Brown's Ferry near Vermillion, ca. 1888. Courtesy: W.H. Over Museum, Vermillion.
Most of us who are natives or residents of South Dakota have become so used to the Missouri River that we hardly think about the deep historical story behind this creation of nature.
Missouri River Basin. Courtesy: AmericanRivers.org
First of all, many people don’t realize that the Missouri River is the longest river on the North American Continent… a lengthy 2314 miles from the Rocky Mountains in northwestern Montana to the plains of the state of Missouri and the city of St. Louis, where it empties in the Mississippi. The Missouri drains water from the southern areas of two Canadian Provinces, Alberta and Saskatchewan, and drains water from rivers in ten U.S. States: Montana, Wyoming, Colorado, North Dakota, South Dakota, Nebraska, Minnesota, Iowa, Kansas and Missouri.
Image Courtesy: 1881 Courthouse Museum, Custer.
The most famous historical reference to the mighty Missouri River came in 1804, when President Thomas Jefferson dispatched Meriwether Lewis and William Clark on an epic exploration of the American West. These two explorers followed the Missouri River up into what is now Montana and then crossed over the Great Divide of the Rocky Mountains, traveling to the Pacific Ocean further west.
Ridpath, John Clark, 1840-1900 via Wikimedia Commons
But the earliest reference to the Missouri River came from Louis Jolliet and Jacques Marquette, fur traders from France who first entered the area in 1673. These two intrepid explorers established one of the largest fur trading posts in history at what became known as Fort Benton, Montana, near Great Falls.
Flooded street in Pierre, 1952. Image Courtesy: South Dakota State Archives.
But for many of us, our earliest memories of the Missouri River came in the first half of the 1900’s when heavy snowfall in the mountain and the prairie states yielded devastating floods which annually spilled over the banks of the river and flooded the farm land along hundreds of miles along the “Muddy Missouri”.
Unidentified workers at Gavins Point Dam construction site, 1950s. Image Courtesy: U.S. Army Corps of Engineers.
In 1944, Congress authorized the Flood Control Act, which authorized the U.S. Army Corps of Engineers to build a series of dams stretching from Montana to the Southeastern South Dakota town of Yankton. The largest of the four massive dams on the Missouri River Is Oahe located just north of South Dakota’s Capital City – Pierre.

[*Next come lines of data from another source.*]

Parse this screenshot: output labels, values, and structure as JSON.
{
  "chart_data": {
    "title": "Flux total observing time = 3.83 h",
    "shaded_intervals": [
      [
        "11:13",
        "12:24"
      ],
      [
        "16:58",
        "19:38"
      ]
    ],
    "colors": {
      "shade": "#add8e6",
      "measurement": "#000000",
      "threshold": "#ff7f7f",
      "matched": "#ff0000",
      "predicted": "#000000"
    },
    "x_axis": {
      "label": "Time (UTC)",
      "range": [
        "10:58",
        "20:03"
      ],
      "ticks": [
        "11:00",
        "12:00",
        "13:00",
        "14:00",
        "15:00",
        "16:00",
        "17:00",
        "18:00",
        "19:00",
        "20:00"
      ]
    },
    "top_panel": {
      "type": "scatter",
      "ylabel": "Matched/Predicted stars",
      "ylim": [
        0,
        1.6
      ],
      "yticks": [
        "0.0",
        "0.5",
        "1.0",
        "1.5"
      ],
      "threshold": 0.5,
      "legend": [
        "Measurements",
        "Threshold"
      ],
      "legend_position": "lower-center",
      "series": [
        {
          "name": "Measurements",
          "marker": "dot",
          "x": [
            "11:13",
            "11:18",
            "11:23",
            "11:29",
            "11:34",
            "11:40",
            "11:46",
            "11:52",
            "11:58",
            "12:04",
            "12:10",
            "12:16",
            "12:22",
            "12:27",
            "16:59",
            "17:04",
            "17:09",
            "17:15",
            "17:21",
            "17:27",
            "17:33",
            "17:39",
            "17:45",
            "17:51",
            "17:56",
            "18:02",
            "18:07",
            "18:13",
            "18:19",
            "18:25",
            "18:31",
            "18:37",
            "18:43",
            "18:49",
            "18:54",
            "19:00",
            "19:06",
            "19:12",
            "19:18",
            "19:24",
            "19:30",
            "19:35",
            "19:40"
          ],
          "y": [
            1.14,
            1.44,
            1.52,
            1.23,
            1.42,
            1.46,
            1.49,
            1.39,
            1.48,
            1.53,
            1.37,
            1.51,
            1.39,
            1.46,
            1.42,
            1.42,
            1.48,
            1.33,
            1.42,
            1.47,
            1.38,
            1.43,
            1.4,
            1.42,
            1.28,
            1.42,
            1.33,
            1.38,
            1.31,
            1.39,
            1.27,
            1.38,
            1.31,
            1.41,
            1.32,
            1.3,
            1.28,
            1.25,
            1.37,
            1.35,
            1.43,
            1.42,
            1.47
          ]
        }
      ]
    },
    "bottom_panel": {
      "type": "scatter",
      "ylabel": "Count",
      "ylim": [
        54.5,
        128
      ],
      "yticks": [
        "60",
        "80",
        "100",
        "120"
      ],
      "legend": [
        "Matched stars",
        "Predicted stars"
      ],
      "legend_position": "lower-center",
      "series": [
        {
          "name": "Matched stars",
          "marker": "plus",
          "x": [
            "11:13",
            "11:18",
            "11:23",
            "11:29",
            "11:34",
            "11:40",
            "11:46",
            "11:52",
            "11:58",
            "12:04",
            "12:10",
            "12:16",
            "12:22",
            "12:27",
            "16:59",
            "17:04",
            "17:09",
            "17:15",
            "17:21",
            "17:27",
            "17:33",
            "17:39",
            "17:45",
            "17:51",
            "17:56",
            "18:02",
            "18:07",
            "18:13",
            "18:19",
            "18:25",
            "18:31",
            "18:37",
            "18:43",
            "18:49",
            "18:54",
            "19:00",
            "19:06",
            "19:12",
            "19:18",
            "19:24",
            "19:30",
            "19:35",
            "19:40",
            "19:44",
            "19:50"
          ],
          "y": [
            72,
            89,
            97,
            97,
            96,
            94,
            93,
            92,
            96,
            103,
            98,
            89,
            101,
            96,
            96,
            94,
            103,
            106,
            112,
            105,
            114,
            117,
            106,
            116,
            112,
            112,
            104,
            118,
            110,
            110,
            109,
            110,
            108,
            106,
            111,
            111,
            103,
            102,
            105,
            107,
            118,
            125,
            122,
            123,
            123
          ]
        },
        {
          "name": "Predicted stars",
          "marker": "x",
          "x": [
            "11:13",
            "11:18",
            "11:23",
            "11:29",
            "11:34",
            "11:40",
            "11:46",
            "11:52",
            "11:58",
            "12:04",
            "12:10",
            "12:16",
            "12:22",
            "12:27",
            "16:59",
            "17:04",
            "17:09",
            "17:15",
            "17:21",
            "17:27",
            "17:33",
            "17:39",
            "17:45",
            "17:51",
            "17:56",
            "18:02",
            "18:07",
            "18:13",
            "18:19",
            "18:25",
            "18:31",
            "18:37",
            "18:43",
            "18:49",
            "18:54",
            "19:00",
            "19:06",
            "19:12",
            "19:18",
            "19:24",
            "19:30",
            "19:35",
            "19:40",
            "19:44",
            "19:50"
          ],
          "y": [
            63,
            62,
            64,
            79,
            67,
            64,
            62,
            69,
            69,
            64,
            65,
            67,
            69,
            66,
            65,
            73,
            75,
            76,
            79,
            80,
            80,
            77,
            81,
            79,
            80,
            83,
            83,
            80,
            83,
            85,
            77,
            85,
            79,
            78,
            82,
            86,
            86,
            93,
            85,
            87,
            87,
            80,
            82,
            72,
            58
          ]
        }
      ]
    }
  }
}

Image Courtesy: South Dakota State Archives, Pierre
On August 17, 1962, President John F. Kennedy came to Pierre to dedicate the Oahe Dam and the overall flood control project. The Oahe dam, by the way, is the world’s largest earthen dams, meaning that the entire structure, except for the spillways, is made out of good old South Dakota earth.
There are six dams which are a part of the Flood Control Project: Fort Peck Dam in Montana. Garrison Dam in North Dakota. Oahe Dam at Pierre, South Dakota. Big Bend Dam, near Fort Thompson. Fort Randall Dam near Pickstown, and Gavins Point Dam just outside of Yankton.
There are three major benefits that result from the building of the six dams, being the most commonly recognized. Water sports, swimming, boating, water skiing, sun bathing, and fishing have all exploded in popularity along the hundreds of miles of shoreline.
Unidentified workers at Gavins Point Dam construction site, 1950s. Image Courtesy: U.S. Army Corps of Engineers.
The generation of electrical power for many towns and cities is an important benefit from the dams and flood control, which has saves towns and cities as well as farmers and ranchers and other nearby businesses all of whom benefit from the fact that while “A River Runs Through It” most of us rarely think of how we all benefited from taming “Mighty Missouri River”.